Architecture Specification
BitgoAI's stack decomposes into four operational layers — data, model, execution, and risk control — connected through a continuous feedback loop where strategy performance retraining the upstream models. The structural pattern is conventional production ML. The differentiator is the claimed sub-millisecond execution latency, which implies hardware acceleration colocated with venue matching engines.
Input vectors span market price behavior, order flow microstructure, capital movement paths, and sentiment data. The first three are standard. Sentiment introduces noise risk; the backtest burden falls on proving signal-to-noise ratio exceeds execution costs. No feature importance, signal decay curves, or training window specifications are disclosed in the release.
Risk Control as a Deterministic Variable
The risk layer operates continuously across volatility regimes, strategy behavior, and capital flow. The announcement claims automatic adjustment capability: position control, strategy degradation, and trading restrictions under abnormal conditions. This is the most consequential claim and the least substantiated.
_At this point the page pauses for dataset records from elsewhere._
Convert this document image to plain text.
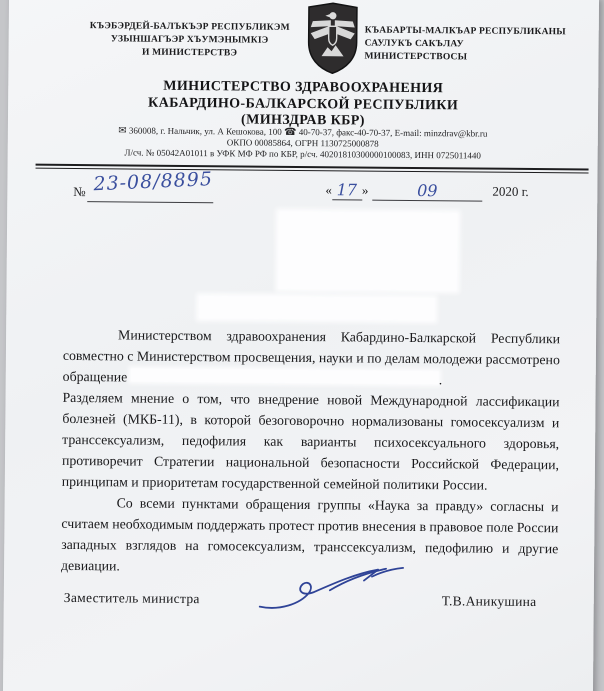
КЪЭБЭРДЕЙ-БАЛЪКЪЭР РЕСПУБЛИКЭМ
УЗЫНШАГЪЭР ХЪУМЭНЫМКIЭ
И МИНИСТЕРСТВЭ
КЪАБАРТЫ-МАЛКЪАР РЕСПУБЛИКАНЫ
САУЛУКЪ САКЪЛАУ
МИНИСТЕРСТВОСЫ
МИНИСТЕРСТВО ЗДРАВООХРАНЕНИЯ
КАБАРДИНО-БАЛКАРСКОЙ РЕСПУБЛИКИ
(МИНЗДРАВ КБР)
✉ 360008, г. Нальчик, ул. А Кешокова, 100 ☎ 40-70-37, факс-40-70-37, E-mail: minzdrav@kbr.ru
ОКПО 00085864, ОГРН 1130725000878
Л/сч. № 05042А01011 в УФК МФ РФ по КБР, р/сч. 40201810300000100083, ИНН 0725011440
№ 23-08/8895	« 17 »	09	2020 г.

Министерством здравоохранения Кабардино-Балкарской Республики совместно с Министерством просвещения, науки и по делам молодежи рассмотрено обращение	.

Разделяем мнение о том, что внедрение новой Международной лассификации болезней (МКБ-11), в которой безоговорочно нормализованы гомосексуализм и транссексуализм, педофилия как варианты психосексуального здоровья, противоречит Стратегии национальной безопасности Российской Федерации, принципам и приоритетам государственной семейной политики России.

Со всеми пунктами обращения группы «Наука за правду» согласны и считаем необходимым поддержать протест против внесения в правовое поле России западных взглядов на гомосексуализм, транссексуализм, педофилию и другие девиации.

Заместитель министра	Т.В.Аникушина
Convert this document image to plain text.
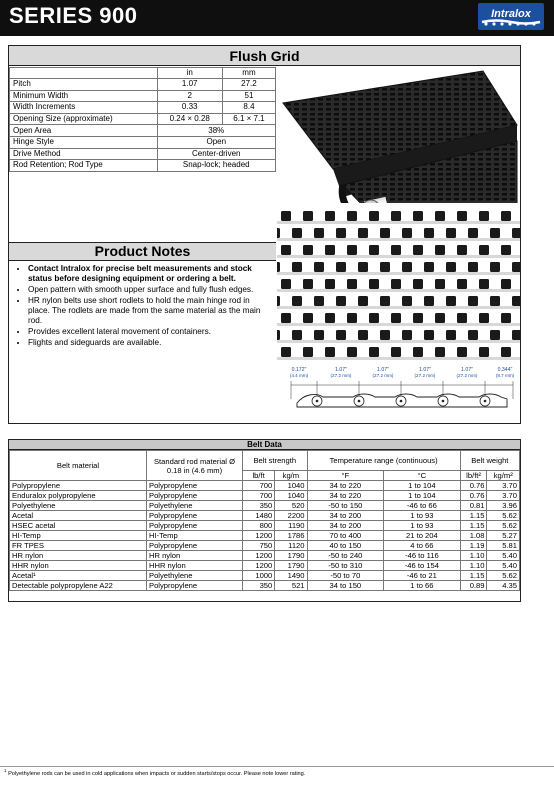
SERIES 900	Intralox
Flush Grid
	in	mm
Pitch	1.07	27.2
Minimum Width	2	51
Width Increments	0.33	8.4
Opening Size (approximate)	0.24 × 0.28	6.1 × 7.1
Open Area	38%	
Hinge Style	Open	
Drive Method	Center-driven	
Rod Retention; Rod Type	Snap-lock; headed	
0.172"
(4.4 mm)
1.07"
(27.2 mm)
1.07"
(27.2 mm)
1.07"
(27.2 mm)
1.07"
(27.2 mm)
0.344"
(8.7 mm)
Product Notes
• Contact Intralox for precise belt measurements and stock status before designing equipment or ordering a belt.
• Open pattern with smooth upper surface and fully flush edges.
• HR nylon belts use short rodlets to hold the main hinge rod in place. The rodlets are made from the same material as the main rod.
• Provides excellent lateral movement of containers.
• Flights and sideguards are available.
Belt Data
Belt material	Standard rod material Ø 0.18 in (4.6 mm)	Belt strength		Temperature range (continuous)		Belt weight	
		lb/ft	kg/m	°F	°C	lb/ft²	kg/m²
Polypropylene	Polypropylene	700	1040	34 to 220	1 to 104	0.76	3.70
Enduralox polypropylene	Polypropylene	700	1040	34 to 220	1 to 104	0.76	3.70
Polyethylene	Polyethylene	350	520	-50 to 150	-46 to 66	0.81	3.96
Acetal	Polypropylene	1480	2200	34 to 200	1 to 93	1.15	5.62
HSEC acetal	Polypropylene	800	1190	34 to 200	1 to 93	1.15	5.62
HI-Temp	HI-Temp	1200	1786	70 to 400	21 to 204	1.08	5.27
FR TPES	Polypropylene	750	1120	40 to 150	4 to 66	1.19	5.81
HR nylon	HR nylon	1200	1790	-50 to 240	-46 to 116	1.10	5.40
HHR nylon	HHR nylon	1200	1790	-50 to 310	-46 to 154	1.10	5.40
Acetal¹	Polyethylene	1000	1490	-50 to 70	-46 to 21	1.15	5.62
Detectable polypropylene A22	Polypropylene	350	521	34 to 150	1 to 66	0.89	4.35
$^1$ Polyethylene rods can be used in cold applications when impacts or sudden starts/stops occur. Please note lower rating.
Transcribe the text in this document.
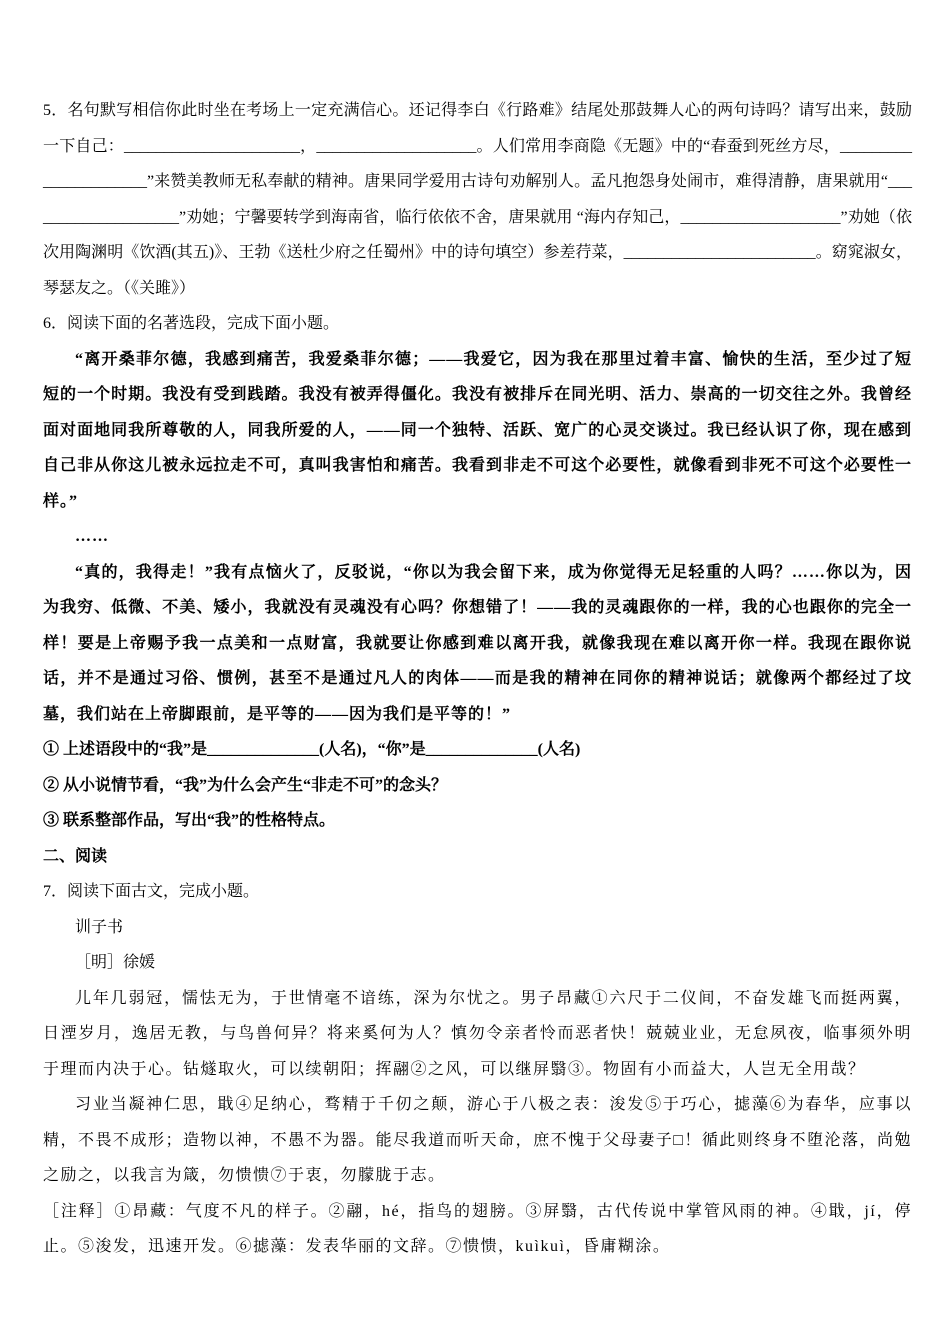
5．名句默写相信你此时坐在考场上一定充满信心。还记得李白《行路难》结尾处那鼓舞人心的两句诗吗？请写出来，鼓励一下自己：______________________，____________________。人们常用李商隐《无题》中的“春蚕到死丝方尽，______________________”来赞美教师无私奉献的精神。唐果同学爱用古诗句劝解别人。孟凡抱怨身处闹市，难得清静，唐果就用“____________________”劝她；宁馨要转学到海南省，临行依依不舍，唐果就用 “海内存知己，____________________”劝她（依次用陶渊明《饮酒(其五)》、王勃《送杜少府之任蜀州》中的诗句填空）参差荇菜，________________________。窈窕淑女，琴瑟友之。（《关雎》）

6．阅读下面的名著选段，完成下面小题。

“离开桑菲尔德，我感到痛苦，我爱桑菲尔德；——我爱它，因为我在那里过着丰富、愉快的生活，至少过了短短的一个时期。我没有受到践踏。我没有被弄得僵化。我没有被排斥在同光明、活力、崇高的一切交往之外。我曾经面对面地同我所尊敬的人，同我所爱的人，——同一个独特、活跃、宽广的心灵交谈过。我已经认识了你，现在感到自己非从你这儿被永远拉走不可，真叫我害怕和痛苦。我看到非走不可这个必要性，就像看到非死不可这个必要性一样。”

……

“真的，我得走！”我有点恼火了，反驳说，“你以为我会留下来，成为你觉得无足轻重的人吗？……你以为，因为我穷、低微、不美、矮小，我就没有灵魂没有心吗？你想错了！——我的灵魂跟你的一样，我的心也跟你的完全一样！要是上帝赐予我一点美和一点财富，我就要让你感到难以离开我，就像我现在难以离开你一样。我现在跟你说话，并不是通过习俗、惯例，甚至不是通过凡人的肉体——而是我的精神在同你的精神说话；就像两个都经过了坟墓，我们站在上帝脚跟前，是平等的——因为我们是平等的！”

① 上述语段中的“我”是______________(人名)，“你”是______________(人名)

② 从小说情节看，“我”为什么会产生“非走不可”的念头？

③ 联系整部作品，写出“我”的性格特点。

二、阅读

7．阅读下面古文，完成小题。

训子书

［明］徐媛

儿年几弱冠，懦怯无为，于世情毫不谙练，深为尔忧之。男子昂藏①六尺于二仪间，不奋发雄飞而挺两翼，日湮岁月，逸居无教，与鸟兽何异？将来奚何为人？慎勿令亲者怜而恶者快！兢兢业业，无怠夙夜，临事须外明于理而内决于心。钻燧取火，可以续朝阳；挥翮②之风，可以继屏翳③。物固有小而益大，人岂无全用哉？

习业当凝神仁思，戢④足纳心，骛精于千仞之颠，游心于八极之表：浚发⑤于巧心，摅藻⑥为春华，应事以精，不畏不成形；造物以神，不愚不为器。能尽我道而听天命，庶不愧于父母妻子□！循此则终身不堕沦落，尚勉之励之，以我言为箴，勿愦愦⑦于衷，勿朦胧于志。

［注释］①昂藏：气度不凡的样子。②翮，hé，指鸟的翅膀。③屏翳，古代传说中掌管风雨的神。④戢，jí，停止。⑤浚发，迅速开发。⑥摅藻：发表华丽的文辞。⑦愦愦，kuìkuì，昏庸糊涂。
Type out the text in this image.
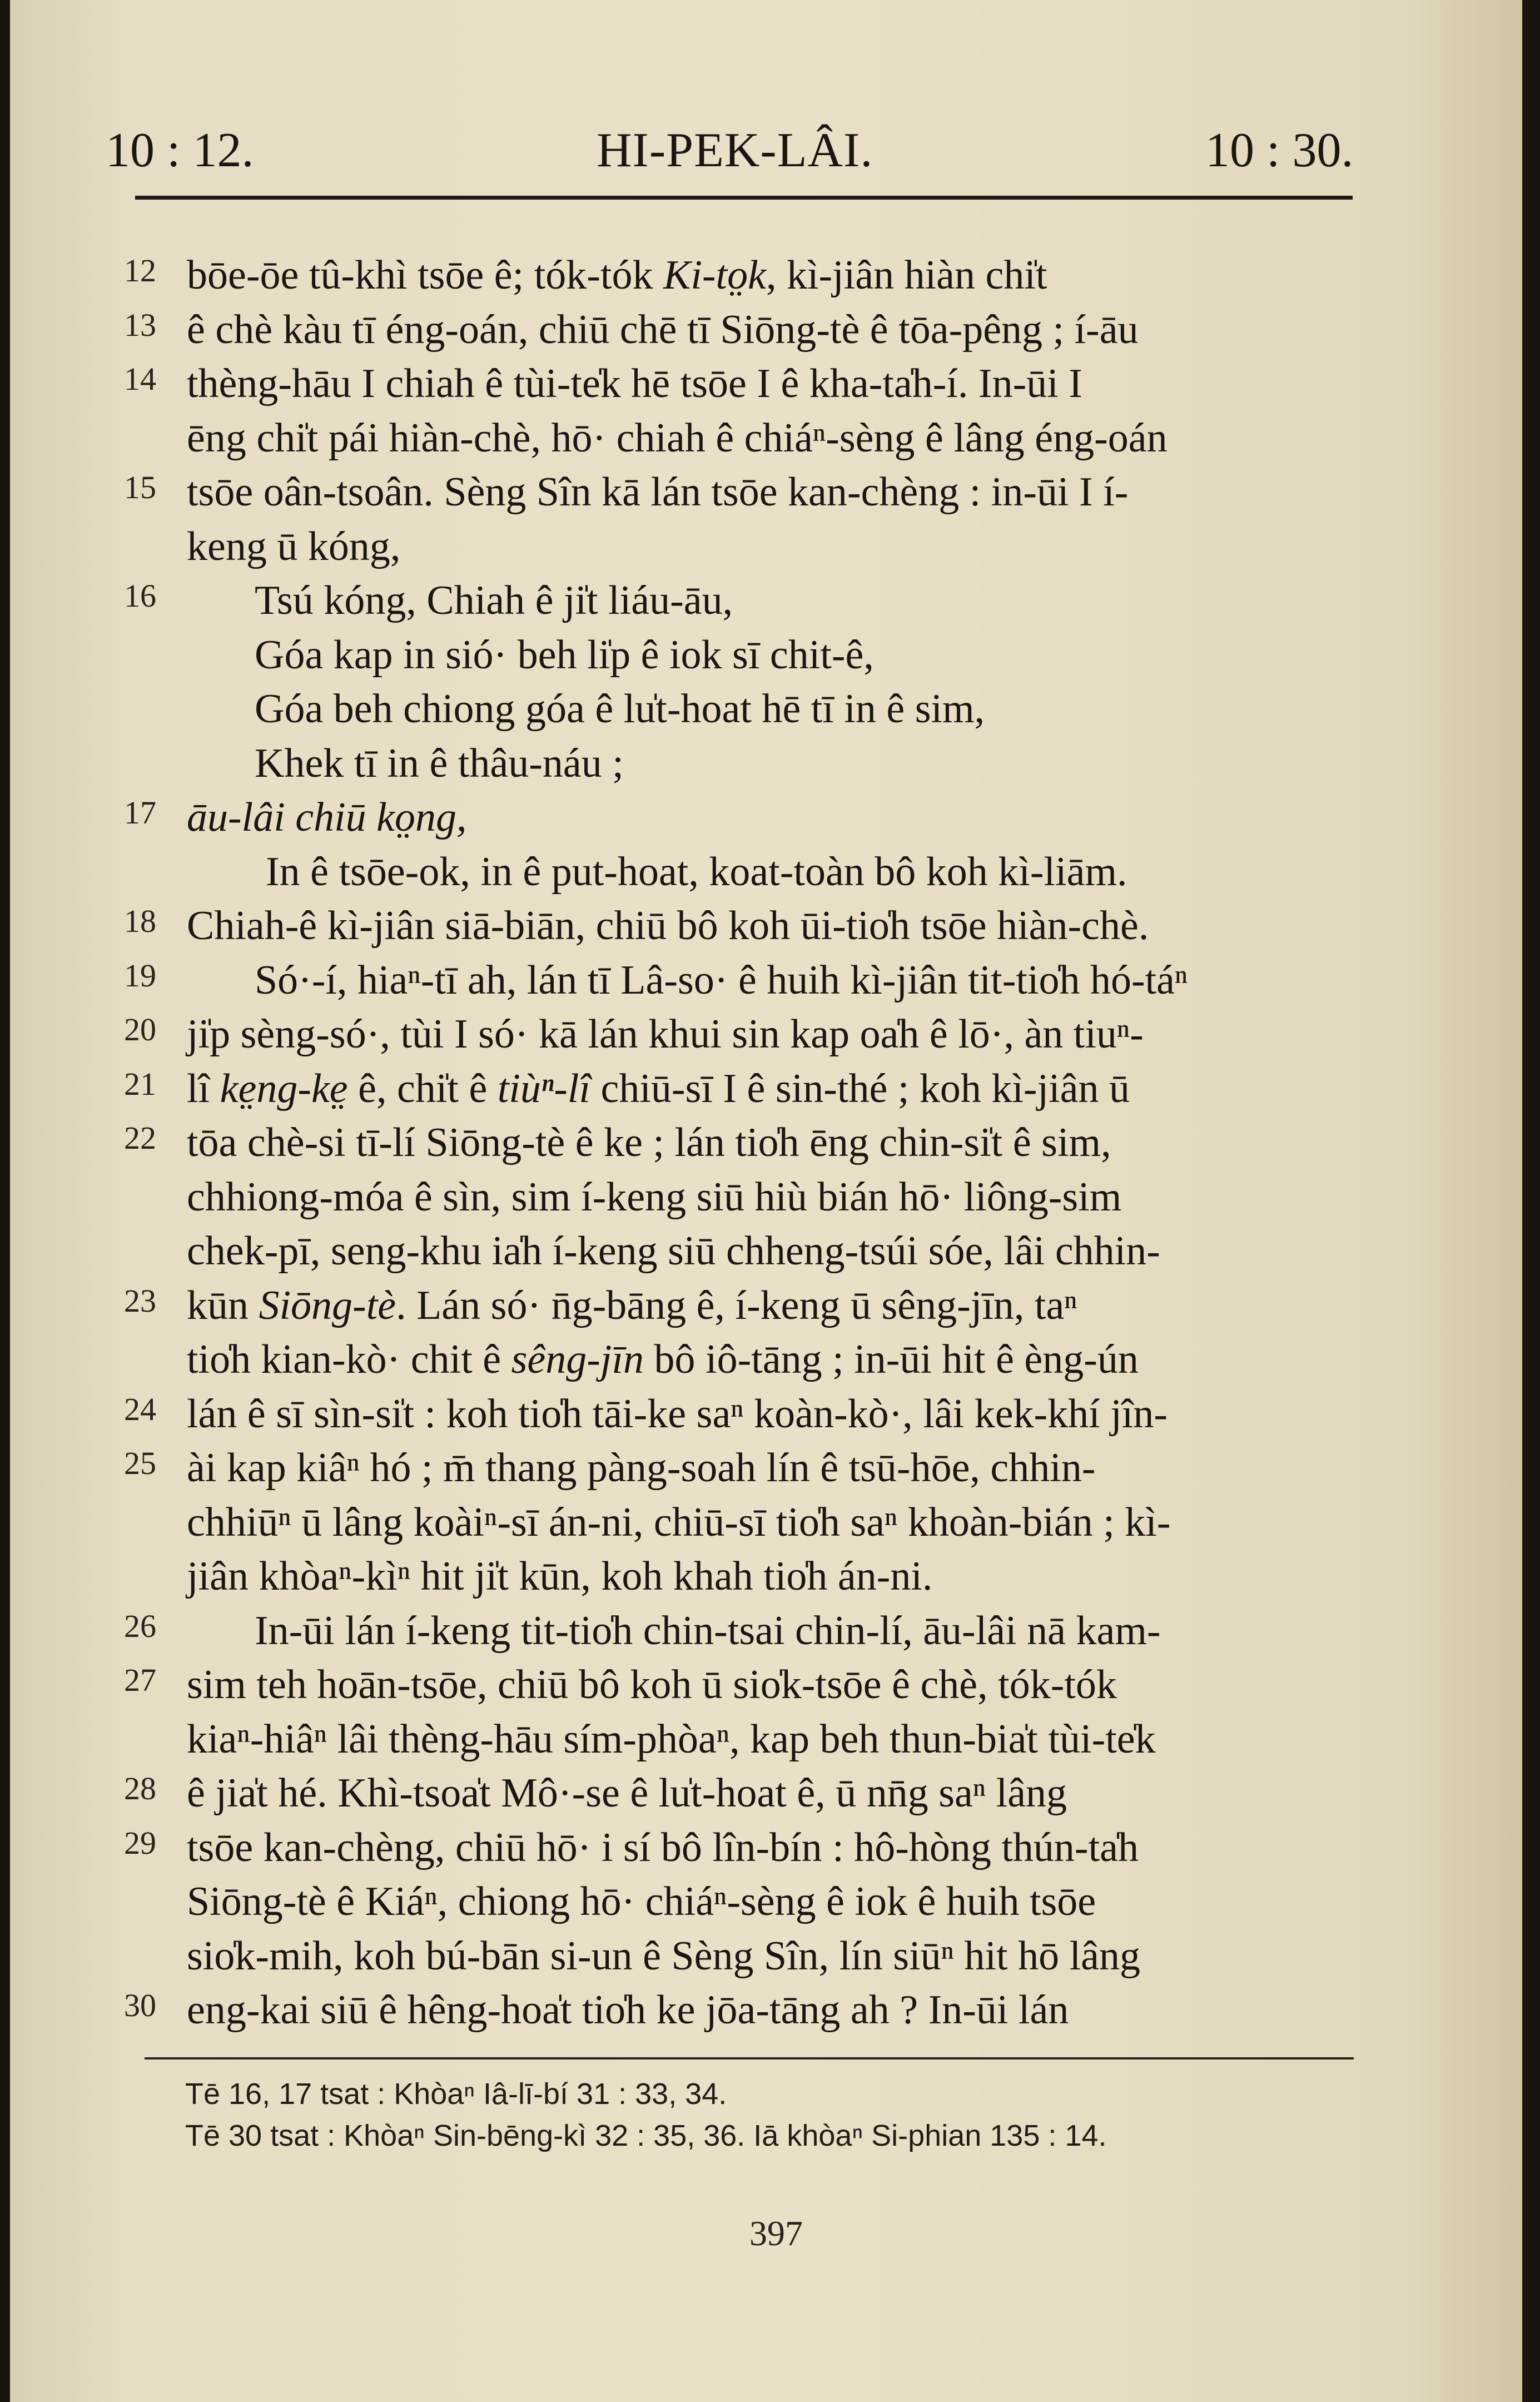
10 : 12.	HI-PEK-LÂI.	10 : 30.
12 bōe-ōe tû-khì tsōe ê; tók-tók Ki-to̤k, kì-jiân hiàn chi̍t
13 ê chè kàu tī éng-oán, chiū chē tī Siōng-tè ê tōa-pêng ; í-āu
14 thèng-hāu I chiah ê tùi-te̍k hē tsōe I ê kha-ta̍h-í. In-ūi I
ēng chi̍t pái hiàn-chè, hō· chiah ê chiáⁿ-sèng ê lâng éng-oán
15 tsōe oân-tsoân. Sèng Sîn kā lán tsōe kan-chèng : in-ūi I í-
keng ū kóng,
16	Tsú kóng, Chiah ê ji̍t liáu-āu,
Góa kap in sió· beh li̍p ê iok sī chit-ê,
Góa beh chiong góa ê lu̍t-hoat hē tī in ê sim,
Khek tī in ê thâu-náu ;
17 āu-lâi chiū ko̤ng,
In ê tsōe-ok, in ê put-hoat, koat-toàn bô koh kì-liām.
18 Chiah-ê kì-jiân siā-biān, chiū bô koh ūi-tio̍h tsōe hiàn-chè.
19	Só·-í, hiaⁿ-tī ah, lán tī Lâ-so· ê huih kì-jiân tit-tio̍h hó-táⁿ
20 ji̍p sèng-só·, tùi I só· kā lán khui sin kap oa̍h ê lō·, àn tiuⁿ-
21 lî ke̤ng-ke̤ ê, chi̍t ê tiùⁿ-lî chiū-sī I ê sin-thé ; koh kì-jiân ū
22 tōa chè-si tī-lí Siōng-tè ê ke ; lán tio̍h ēng chin-si̍t ê sim,
chhiong-móa ê sìn, sim í-keng siū hiù bián hō· liông-sim
chek-pī, seng-khu ia̍h í-keng siū chheng-tsúi sóe, lâi chhin-
23 kūn Siōng-tè. Lán só· n̄g-bāng ê, í-keng ū sêng-jīn, taⁿ
tio̍h kian-kò· chit ê sêng-jīn bô iô-tāng ; in-ūi hit ê èng-ún
24 lán ê sī sìn-si̍t : koh tio̍h tāi-ke saⁿ koàn-kò·, lâi kek-khí jîn-
25 ài kap kiâⁿ hó ; m̄ thang pàng-soah lín ê tsū-hōe, chhin-
chhiūⁿ ū lâng koàiⁿ-sī án-ni, chiū-sī tio̍h saⁿ khoàn-bián ; kì-
jiân khòaⁿ-kìⁿ hit ji̍t kūn, koh khah tio̍h án-ni.
26	In-ūi lán í-keng tit-tio̍h chin-tsai chin-lí, āu-lâi nā kam-
27 sim teh hoān-tsōe, chiū bô koh ū sio̍k-tsōe ê chè, tók-tók
kiaⁿ-hiâⁿ lâi thèng-hāu sím-phòaⁿ, kap beh thun-bia̍t tùi-te̍k
28 ê jia̍t hé. Khì-tsoa̍t Mô·-se ê lu̍t-hoat ê, ū nn̄g saⁿ lâng
29 tsōe kan-chèng, chiū hō· i sí bô lîn-bín : hô-hòng thún-ta̍h
Siōng-tè ê Kiáⁿ, chiong hō· chiáⁿ-sèng ê iok ê huih tsōe
sio̍k-mih, koh bú-bān si-un ê Sèng Sîn, lín siūⁿ hit hō lâng
30 eng-kai siū ê hêng-hoa̍t tio̍h ke jōa-tāng ah ? In-ūi lán
Tē 16, 17 tsat : Khòaⁿ Iâ-lī-bí 31 : 33, 34.
Tē 30 tsat : Khòaⁿ Sin-bēng-kì 32 : 35, 36. Iā khòaⁿ Si-phian 135 : 14.
397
Latency-sensitive systems without robust circuit breakers fail in cascades. No drawdown thresholds, kill-switch latency, or stress-test results are disclosed. The control logic described is plausible but unverified; a risk-adjusted verdict cannot be issued on architectural diagrams alone.
What to Track
Three metrics warrant measurement before any capital allocation decision:
- Audited Sharpe ratio across a minimum 24-month window including a drawdown period.
- Realized execution latency measured at the venue co-location point, not internal benchmarks.
- Slippage distribution under stressed liquidity conditions, segmented by volatility regime.
Sub-millisecond execution claims are common in vendor literature. The determining factor is measurement methodology. Until those figures are disclosed, the infrastructure thesis remains an unverified specification, not a track record.